Nevadans to vote on conservation bonds
RENO — Nevadans are being asked to open their wallets for a statewide bond measure to help wildlife and preserve and protect open space, water quality, parks and cultural resources.
Question 1 on the Nov. 5 general election ballot would authorize up to $200 million in general obligation bonds for various resource projects statewide.
It is the biggest conservation bond measure since 1990, when voters, by a 2-to-1 margin, approved a $47.5 million bond measure for state park improvements and wildlife preservation.
Legislative analysts said the exact cost to taxpayers would depend on when bonds are issued, interest rates and repayment methods. For example, if payments are made as other bonds are retired, it’s possible no property tax increases would be needed.
But if the bonds were to be sold before others are paid off, analysts estimate Question 1 could cost owners of a $200,000 home about $18 a year in additional taxes. That assumes all the bonds are issued at once. The tax rate would be lower if bonds were sold on an “as needed” basis.
The ballot argument against passing Question 1 opposes using state tax revenue for conservation projects — however they may be needed — because of financial uncertainty in the state.
If the bonds are approved by voters, $27 million would go to the state Parks Division to acquire property or make improvements to existing facilities.
Allen Newberry, operations and maintenance chief for state parks, said 56 projects are earmarked for possible Question 1 funding.
The money, he said, “represents our acquisition and development program for the next 10 years.”
Some of the bigger projects on the list include expansion of Mormon Station in Douglas County; improvements to Sand Harbor at Lake Tahoe and Valley of Fire in southern Nevada; and construction of a campground at Big Bend State Park on the Colorado River.
If the measure fails, Newberry said the projects will be “put on the back burner” until other funds are provided by lawmakers.
Question 1 was put on the ballot during the special session that had to be convened immediately after the 2001 Legislature because lawmakers didn’t get all their work done in the regular session.
If voters approve the measure next week, the state Wildlife Division would get $27.5 million for property acquisition and various projects, including the purchase of water rights for wetlands within state wildlife management areas.
“We believe wildlife and wetlands are going to benefit to a great degree with this bond if it passes,” agency spokeswoman Kelly Clark said.
In the 1990 bond measure, $5 million went to purchase water rights for the Lahontan Valley wetlands in Churchill County, she said.
“That’s one of the few places that still has water,” Clark said, noting three years of drought that has taken a toll on other management areas.
“Fernley Wildlife Management Area is dry. Humboldt is fairly dry. We need to provide water where we can,” she said.
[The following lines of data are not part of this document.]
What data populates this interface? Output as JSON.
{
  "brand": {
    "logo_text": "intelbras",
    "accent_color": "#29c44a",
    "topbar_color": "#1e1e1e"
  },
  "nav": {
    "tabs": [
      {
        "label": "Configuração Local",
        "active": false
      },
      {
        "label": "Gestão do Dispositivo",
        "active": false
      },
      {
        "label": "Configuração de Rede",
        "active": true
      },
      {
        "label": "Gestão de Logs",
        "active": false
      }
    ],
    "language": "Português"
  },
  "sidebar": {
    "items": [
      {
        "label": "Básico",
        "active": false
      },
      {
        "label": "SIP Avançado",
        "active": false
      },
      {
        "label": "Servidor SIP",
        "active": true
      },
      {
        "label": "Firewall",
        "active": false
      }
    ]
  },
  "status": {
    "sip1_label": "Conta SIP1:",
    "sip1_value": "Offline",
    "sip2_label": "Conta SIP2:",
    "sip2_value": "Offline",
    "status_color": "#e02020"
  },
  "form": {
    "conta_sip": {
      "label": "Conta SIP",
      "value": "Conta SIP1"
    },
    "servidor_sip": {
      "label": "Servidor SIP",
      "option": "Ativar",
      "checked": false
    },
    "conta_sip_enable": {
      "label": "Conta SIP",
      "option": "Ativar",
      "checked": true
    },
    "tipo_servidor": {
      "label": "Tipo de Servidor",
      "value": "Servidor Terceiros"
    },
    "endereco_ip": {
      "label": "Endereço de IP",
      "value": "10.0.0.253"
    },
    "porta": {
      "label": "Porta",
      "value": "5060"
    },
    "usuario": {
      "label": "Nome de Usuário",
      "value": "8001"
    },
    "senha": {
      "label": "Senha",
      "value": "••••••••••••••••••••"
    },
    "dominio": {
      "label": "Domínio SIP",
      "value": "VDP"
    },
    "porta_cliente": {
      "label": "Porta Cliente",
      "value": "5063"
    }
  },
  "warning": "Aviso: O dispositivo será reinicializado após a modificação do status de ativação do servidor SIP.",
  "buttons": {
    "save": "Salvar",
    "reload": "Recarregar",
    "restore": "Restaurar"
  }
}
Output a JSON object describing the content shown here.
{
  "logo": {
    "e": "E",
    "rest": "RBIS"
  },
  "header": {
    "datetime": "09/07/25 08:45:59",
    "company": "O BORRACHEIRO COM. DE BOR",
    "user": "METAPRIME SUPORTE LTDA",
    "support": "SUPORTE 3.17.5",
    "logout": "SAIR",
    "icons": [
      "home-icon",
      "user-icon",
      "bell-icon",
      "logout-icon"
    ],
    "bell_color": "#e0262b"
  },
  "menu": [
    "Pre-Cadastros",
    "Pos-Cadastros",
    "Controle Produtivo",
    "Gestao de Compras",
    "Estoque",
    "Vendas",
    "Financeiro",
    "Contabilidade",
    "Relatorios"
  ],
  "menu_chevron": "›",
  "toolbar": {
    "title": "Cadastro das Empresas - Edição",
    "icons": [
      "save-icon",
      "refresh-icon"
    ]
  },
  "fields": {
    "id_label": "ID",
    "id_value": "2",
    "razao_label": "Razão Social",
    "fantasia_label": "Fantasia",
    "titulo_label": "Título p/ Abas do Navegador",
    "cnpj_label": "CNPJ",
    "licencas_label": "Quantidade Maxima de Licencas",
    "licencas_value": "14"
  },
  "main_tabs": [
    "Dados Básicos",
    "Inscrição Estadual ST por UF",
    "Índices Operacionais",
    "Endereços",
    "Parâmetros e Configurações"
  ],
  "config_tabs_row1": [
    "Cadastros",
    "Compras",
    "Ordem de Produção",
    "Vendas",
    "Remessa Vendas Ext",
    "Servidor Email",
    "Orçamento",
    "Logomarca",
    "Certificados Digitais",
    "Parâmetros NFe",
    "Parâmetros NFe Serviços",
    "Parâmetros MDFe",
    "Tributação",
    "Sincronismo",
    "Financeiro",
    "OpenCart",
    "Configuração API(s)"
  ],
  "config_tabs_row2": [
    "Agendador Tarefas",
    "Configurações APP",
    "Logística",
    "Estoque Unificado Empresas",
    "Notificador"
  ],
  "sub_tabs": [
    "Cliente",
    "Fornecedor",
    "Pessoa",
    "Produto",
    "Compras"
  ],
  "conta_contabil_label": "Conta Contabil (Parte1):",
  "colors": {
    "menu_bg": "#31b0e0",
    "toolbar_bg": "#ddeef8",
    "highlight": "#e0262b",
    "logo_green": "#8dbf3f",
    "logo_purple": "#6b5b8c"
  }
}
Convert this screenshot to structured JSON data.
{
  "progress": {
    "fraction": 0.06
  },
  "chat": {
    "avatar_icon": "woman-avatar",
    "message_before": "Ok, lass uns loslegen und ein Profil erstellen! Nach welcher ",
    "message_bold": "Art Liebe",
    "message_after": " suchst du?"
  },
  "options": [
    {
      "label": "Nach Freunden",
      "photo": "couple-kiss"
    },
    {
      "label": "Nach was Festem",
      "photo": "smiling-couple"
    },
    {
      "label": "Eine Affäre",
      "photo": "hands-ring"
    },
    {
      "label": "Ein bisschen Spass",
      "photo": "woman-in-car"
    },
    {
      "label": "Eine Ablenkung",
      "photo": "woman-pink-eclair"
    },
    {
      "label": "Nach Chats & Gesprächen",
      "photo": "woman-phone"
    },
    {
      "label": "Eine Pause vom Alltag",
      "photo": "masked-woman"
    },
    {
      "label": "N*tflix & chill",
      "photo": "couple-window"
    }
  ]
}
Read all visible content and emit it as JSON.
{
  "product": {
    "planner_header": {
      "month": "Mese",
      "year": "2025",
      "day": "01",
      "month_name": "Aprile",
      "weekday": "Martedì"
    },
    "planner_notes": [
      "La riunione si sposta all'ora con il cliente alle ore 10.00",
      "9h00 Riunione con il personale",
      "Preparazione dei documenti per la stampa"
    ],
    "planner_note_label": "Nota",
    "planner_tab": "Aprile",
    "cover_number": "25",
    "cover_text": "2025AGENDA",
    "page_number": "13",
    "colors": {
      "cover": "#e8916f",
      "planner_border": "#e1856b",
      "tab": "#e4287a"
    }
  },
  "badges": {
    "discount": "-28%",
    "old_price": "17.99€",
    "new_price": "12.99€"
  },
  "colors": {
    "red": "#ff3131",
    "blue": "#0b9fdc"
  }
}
The Wildlife Division also would use bond money to restore wildlife habitat destroyed by fire and to obtain easements to public lands in key areas that are isolated by private ownership, Clark said.
Other plans include developing interpretive trails, wildlife observation towers and information and educational displays at management areas throughout the state, as well as helping to fund improvements at state fish hatcheries in Mason Valley and at Lake Mead.
Besides money for parks and wildlife, the ballot measure provides:
— $25 million to the Las Vegas Springs Preserve in Clark County.
— $10 million to Clark County for development of a regional wetlands park at the Las Vegas Wash.
— $35 million to Nevada’s Department of Cultural Affairs to establish a museum at the Las Vegas Springs Preserve.
— $10 million to Washoe County for enhancement and restoration of the Truckee River corridor.
The rest of the bond sale revenue would go to state agencies, local governments and nonprofit organizations for conservation efforts through a grant program administered by the state Lands Division.